In other news last week, Reliant Energy’s corporate credit rating was affirmed by Standard & Poor’s (S&P), which rates the Houston-based utility giant “BBB+/A-2.” The outlook is “stable.” Reliant Energy has about $4.5 billion of long-term debt (excluding $749 million of bonds securitized by regulatory assets and $1 billion securitized by AOL TimeWarner stock) and $3.8 billion of short-term debt outstanding.

The credit ratings agency said it expects Reliant Energy to receive SEC approval to restructure and “subsequently spin off the common stock of Reliant Resources to shareholders of CenterPoint Energy Inc.,” which will be the new holding company’s name. “S&P also expects Reliant Energy’s $4.7 billion of bank credit facilities to be renewed before they expire on July 12, and also expects it to recover all of its regulatory assets in 2004-2005, as allowed under Texas law,” said S&P analyst Judith Waite.

Under Texas retail competition law, which took effect Jan. 1, retailers were required to separate their transmission and distribution assets from their generation assets. It also required retailers to create retail electric providers (REPs) to supply electricity to retail customers (managing market and commodity risk), and assured the utilities’ right to recover their generating plant investment — including a reasonable margin from 2002 to 2004, which is accrued and added to the generating plants’ recoverable value.

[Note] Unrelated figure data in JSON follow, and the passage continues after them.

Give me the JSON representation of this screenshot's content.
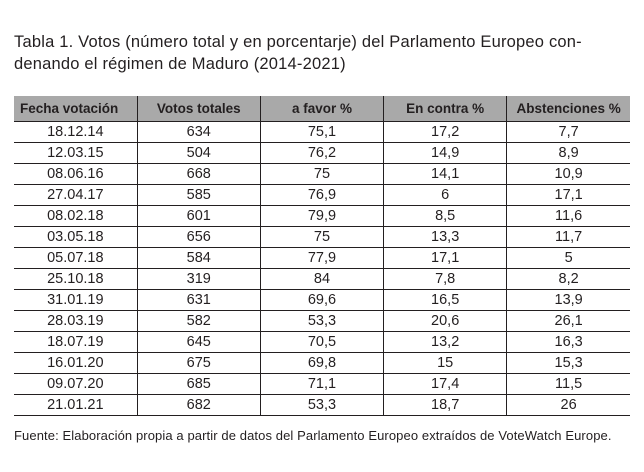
{
  "title": {
    "line1": "Tabla 1. Votos (número total y en porcentarje) del Parlamento Europeo con-",
    "line2": "denando el régimen de Maduro (2014-2021)"
  },
  "table": {
    "headers": [
      "Fecha votación",
      "Votos totales",
      "a favor %",
      "En contra %",
      "Abstenciones %"
    ],
    "rows": [
      [
        "18.12.14",
        "634",
        "75,1",
        "17,2",
        "7,7"
      ],
      [
        "12.03.15",
        "504",
        "76,2",
        "14,9",
        "8,9"
      ],
      [
        "08.06.16",
        "668",
        "75",
        "14,1",
        "10,9"
      ],
      [
        "27.04.17",
        "585",
        "76,9",
        "6",
        "17,1"
      ],
      [
        "08.02.18",
        "601",
        "79,9",
        "8,5",
        "11,6"
      ],
      [
        "03.05.18",
        "656",
        "75",
        "13,3",
        "11,7"
      ],
      [
        "05.07.18",
        "584",
        "77,9",
        "17,1",
        "5"
      ],
      [
        "25.10.18",
        "319",
        "84",
        "7,8",
        "8,2"
      ],
      [
        "31.01.19",
        "631",
        "69,6",
        "16,5",
        "13,9"
      ],
      [
        "28.03.19",
        "582",
        "53,3",
        "20,6",
        "26,1"
      ],
      [
        "18.07.19",
        "645",
        "70,5",
        "13,2",
        "16,3"
      ],
      [
        "16.01.20",
        "675",
        "69,8",
        "15",
        "15,3"
      ],
      [
        "09.07.20",
        "685",
        "71,1",
        "17,4",
        "11,5"
      ],
      [
        "21.01.21",
        "682",
        "53,3",
        "18,7",
        "26"
      ]
    ]
  },
  "footer": "Fuente: Elaboración propia a partir de datos del Parlamento Europeo extraídos de VoteWatch Europe.",
  "colors": {
    "header_background": "#a9a9a9",
    "border": "#231f20",
    "text": "#231f20",
    "page_background": "#ffffff"
  }
}
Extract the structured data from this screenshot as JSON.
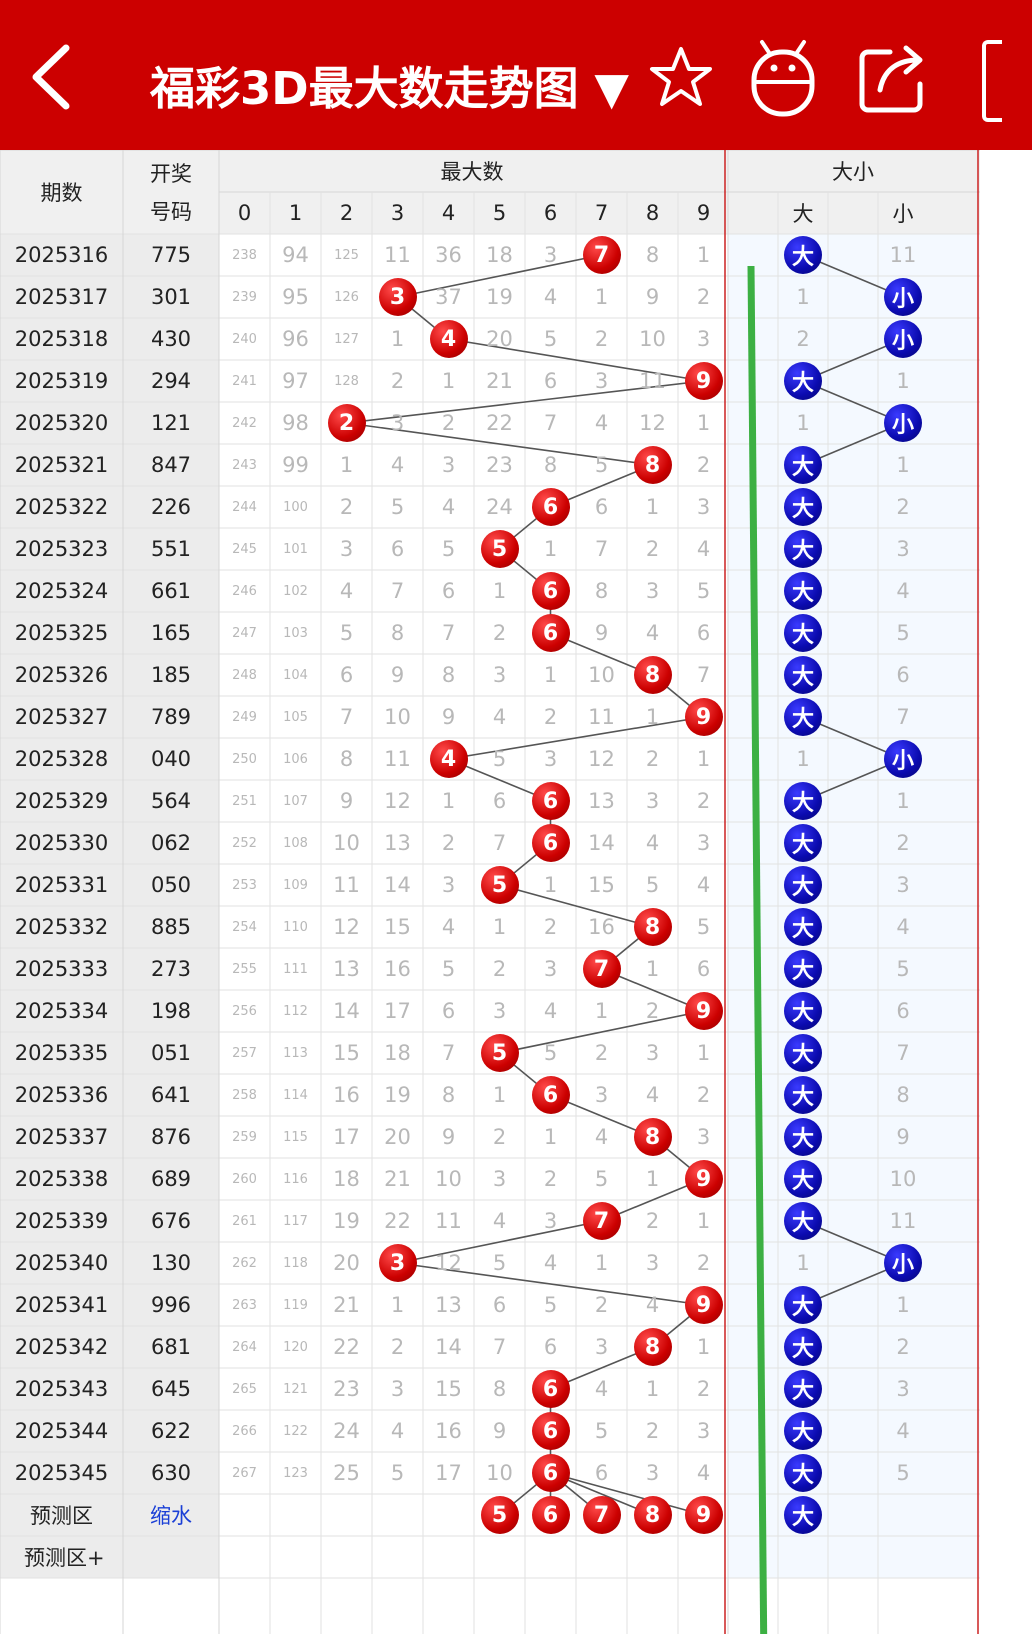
{
  "header": {
    "title": "福彩3D最大数走势图 ▼",
    "bg_color": "#cc0000"
  },
  "icons": [
    "back-arrow-icon",
    "star-icon",
    "robot-icon",
    "share-icon"
  ],
  "table": {
    "h_period": "期数",
    "h_draw": "开奖号码",
    "h_draw1": "开奖",
    "h_draw2": "号码",
    "h_max": "最大数",
    "h_size": "大小",
    "digits": [
      "0",
      "1",
      "2",
      "3",
      "4",
      "5",
      "6",
      "7",
      "8",
      "9"
    ],
    "size_labels": [
      "大",
      "小"
    ],
    "rows": [
      {
        "p": "2025316",
        "d": "775",
        "m": [
          "238",
          "94",
          "125",
          "11",
          "36",
          "18",
          "3",
          "7",
          "8",
          "1"
        ],
        "s": [
          "大",
          "11"
        ]
      },
      {
        "p": "2025317",
        "d": "301",
        "m": [
          "239",
          "95",
          "126",
          "3",
          "37",
          "19",
          "4",
          "1",
          "9",
          "2"
        ],
        "s": [
          "1",
          "小"
        ]
      },
      {
        "p": "2025318",
        "d": "430",
        "m": [
          "240",
          "96",
          "127",
          "1",
          "4",
          "20",
          "5",
          "2",
          "10",
          "3"
        ],
        "s": [
          "2",
          "小"
        ]
      },
      {
        "p": "2025319",
        "d": "294",
        "m": [
          "241",
          "97",
          "128",
          "2",
          "1",
          "21",
          "6",
          "3",
          "11",
          "9"
        ],
        "s": [
          "大",
          "1"
        ]
      },
      {
        "p": "2025320",
        "d": "121",
        "m": [
          "242",
          "98",
          "2",
          "3",
          "2",
          "22",
          "7",
          "4",
          "12",
          "1"
        ],
        "s": [
          "1",
          "小"
        ]
      },
      {
        "p": "2025321",
        "d": "847",
        "m": [
          "243",
          "99",
          "1",
          "4",
          "3",
          "23",
          "8",
          "5",
          "8",
          "2"
        ],
        "s": [
          "大",
          "1"
        ]
      },
      {
        "p": "2025322",
        "d": "226",
        "m": [
          "244",
          "100",
          "2",
          "5",
          "4",
          "24",
          "6",
          "6",
          "1",
          "3"
        ],
        "s": [
          "大",
          "2"
        ]
      },
      {
        "p": "2025323",
        "d": "551",
        "m": [
          "245",
          "101",
          "3",
          "6",
          "5",
          "5",
          "1",
          "7",
          "2",
          "4"
        ],
        "s": [
          "大",
          "3"
        ]
      },
      {
        "p": "2025324",
        "d": "661",
        "m": [
          "246",
          "102",
          "4",
          "7",
          "6",
          "1",
          "6",
          "8",
          "3",
          "5"
        ],
        "s": [
          "大",
          "4"
        ]
      },
      {
        "p": "2025325",
        "d": "165",
        "m": [
          "247",
          "103",
          "5",
          "8",
          "7",
          "2",
          "6",
          "9",
          "4",
          "6"
        ],
        "s": [
          "大",
          "5"
        ]
      },
      {
        "p": "2025326",
        "d": "185",
        "m": [
          "248",
          "104",
          "6",
          "9",
          "8",
          "3",
          "1",
          "10",
          "8",
          "7"
        ],
        "s": [
          "大",
          "6"
        ]
      },
      {
        "p": "2025327",
        "d": "789",
        "m": [
          "249",
          "105",
          "7",
          "10",
          "9",
          "4",
          "2",
          "11",
          "1",
          "9"
        ],
        "s": [
          "大",
          "7"
        ]
      },
      {
        "p": "2025328",
        "d": "040",
        "m": [
          "250",
          "106",
          "8",
          "11",
          "4",
          "5",
          "3",
          "12",
          "2",
          "1"
        ],
        "s": [
          "1",
          "小"
        ]
      },
      {
        "p": "2025329",
        "d": "564",
        "m": [
          "251",
          "107",
          "9",
          "12",
          "1",
          "6",
          "6",
          "13",
          "3",
          "2"
        ],
        "s": [
          "大",
          "1"
        ]
      },
      {
        "p": "2025330",
        "d": "062",
        "m": [
          "252",
          "108",
          "10",
          "13",
          "2",
          "7",
          "6",
          "14",
          "4",
          "3"
        ],
        "s": [
          "大",
          "2"
        ]
      },
      {
        "p": "2025331",
        "d": "050",
        "m": [
          "253",
          "109",
          "11",
          "14",
          "3",
          "5",
          "1",
          "15",
          "5",
          "4"
        ],
        "s": [
          "大",
          "3"
        ]
      },
      {
        "p": "2025332",
        "d": "885",
        "m": [
          "254",
          "110",
          "12",
          "15",
          "4",
          "1",
          "2",
          "16",
          "8",
          "5"
        ],
        "s": [
          "大",
          "4"
        ]
      },
      {
        "p": "2025333",
        "d": "273",
        "m": [
          "255",
          "111",
          "13",
          "16",
          "5",
          "2",
          "3",
          "7",
          "1",
          "6"
        ],
        "s": [
          "大",
          "5"
        ]
      },
      {
        "p": "2025334",
        "d": "198",
        "m": [
          "256",
          "112",
          "14",
          "17",
          "6",
          "3",
          "4",
          "1",
          "2",
          "9"
        ],
        "s": [
          "大",
          "6"
        ]
      },
      {
        "p": "2025335",
        "d": "051",
        "m": [
          "257",
          "113",
          "15",
          "18",
          "7",
          "5",
          "5",
          "2",
          "3",
          "1"
        ],
        "s": [
          "大",
          "7"
        ]
      },
      {
        "p": "2025336",
        "d": "641",
        "m": [
          "258",
          "114",
          "16",
          "19",
          "8",
          "1",
          "6",
          "3",
          "4",
          "2"
        ],
        "s": [
          "大",
          "8"
        ]
      },
      {
        "p": "2025337",
        "d": "876",
        "m": [
          "259",
          "115",
          "17",
          "20",
          "9",
          "2",
          "1",
          "4",
          "8",
          "3"
        ],
        "s": [
          "大",
          "9"
        ]
      },
      {
        "p": "2025338",
        "d": "689",
        "m": [
          "260",
          "116",
          "18",
          "21",
          "10",
          "3",
          "2",
          "5",
          "1",
          "9"
        ],
        "s": [
          "大",
          "10"
        ]
      },
      {
        "p": "2025339",
        "d": "676",
        "m": [
          "261",
          "117",
          "19",
          "22",
          "11",
          "4",
          "3",
          "7",
          "2",
          "1"
        ],
        "s": [
          "大",
          "11"
        ]
      },
      {
        "p": "2025340",
        "d": "130",
        "m": [
          "262",
          "118",
          "20",
          "3",
          "12",
          "5",
          "4",
          "1",
          "3",
          "2"
        ],
        "s": [
          "1",
          "小"
        ]
      },
      {
        "p": "2025341",
        "d": "996",
        "m": [
          "263",
          "119",
          "21",
          "1",
          "13",
          "6",
          "5",
          "2",
          "4",
          "9"
        ],
        "s": [
          "大",
          "1"
        ]
      },
      {
        "p": "2025342",
        "d": "681",
        "m": [
          "264",
          "120",
          "22",
          "2",
          "14",
          "7",
          "6",
          "3",
          "8",
          "1"
        ],
        "s": [
          "大",
          "2"
        ]
      },
      {
        "p": "2025343",
        "d": "645",
        "m": [
          "265",
          "121",
          "23",
          "3",
          "15",
          "8",
          "6",
          "4",
          "1",
          "2"
        ],
        "s": [
          "大",
          "3"
        ]
      },
      {
        "p": "2025344",
        "d": "622",
        "m": [
          "266",
          "122",
          "24",
          "4",
          "16",
          "9",
          "6",
          "5",
          "2",
          "3"
        ],
        "s": [
          "大",
          "4"
        ]
      },
      {
        "p": "2025345",
        "d": "630",
        "m": [
          "267",
          "123",
          "25",
          "5",
          "17",
          "10",
          "6",
          "6",
          "3",
          "4"
        ],
        "s": [
          "大",
          "5"
        ]
      }
    ],
    "hits": [
      7,
      3,
      4,
      9,
      2,
      8,
      6,
      5,
      6,
      6,
      8,
      9,
      4,
      6,
      6,
      5,
      8,
      7,
      9,
      5,
      6,
      8,
      9,
      7,
      3,
      9,
      8,
      6,
      6,
      6
    ],
    "predict": {
      "label": "预测区",
      "sub": "缩水",
      "balls": [
        "5",
        "6",
        "7",
        "8",
        "9"
      ],
      "size": "大"
    },
    "predict_plus": "预测区+"
  },
  "colors": {
    "red_ball": "#cc0000",
    "blue_ball": "#0b0bb0",
    "arrow": "#3cb043"
  }
}
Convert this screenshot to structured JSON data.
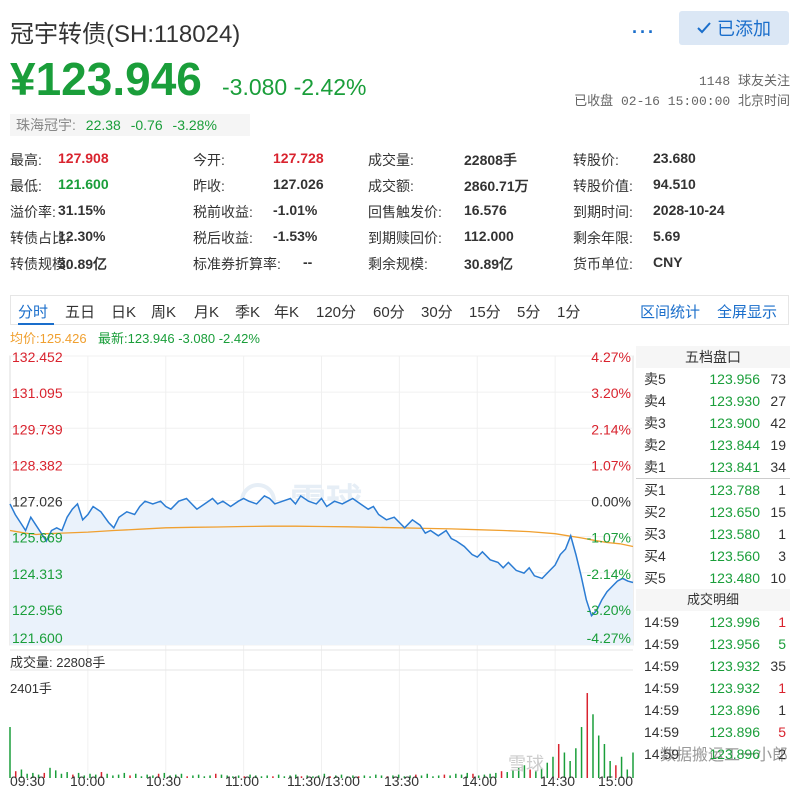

In 2004, utilities are allowed to issue debt in an amount equal to the difference between the market and regulatory book values of the generating plants. The debt is securitized by that difference, which is a regulatory asset. Proceeds from the debt issuance, the expected sale of the generating assets, and other elements of the eventual “true-up” will be used to pay down an equal amount of debt — about $5 billion, in Reliant Energy’s case.

Reliant Energy chose to separate completely the generating assets from the transmission and distribution business, and Reliant Resources owns the REP. CenterPoint Energy owns the transmission and distribution business, as well as the gas distribution businesses in Texas, Louisiana, Mississippi, Arkansas, Oklahoma and Minnesota.

“When the separation is complete, CenterPoint Energy will have almost no commodity risk and very little market risk, giving it an above-average business position,” said Waite. “However, because CenterPoint will be carrying all the debt once carried by the combined company, leverage will be very high until securitization of the regulatory assets is completed. Thereafter, Standard & Poor’s expects CenterPoint Energy’s financial profile to meet the targets for the ratings.”

S&P also extended the “stable” outlook for Reliant Energy (and CenterPoint Energy) through 2005, which is beyond the current one- to two-year horizon, based on the timing incorporated in the Texas law that deregulates the retail electricity market.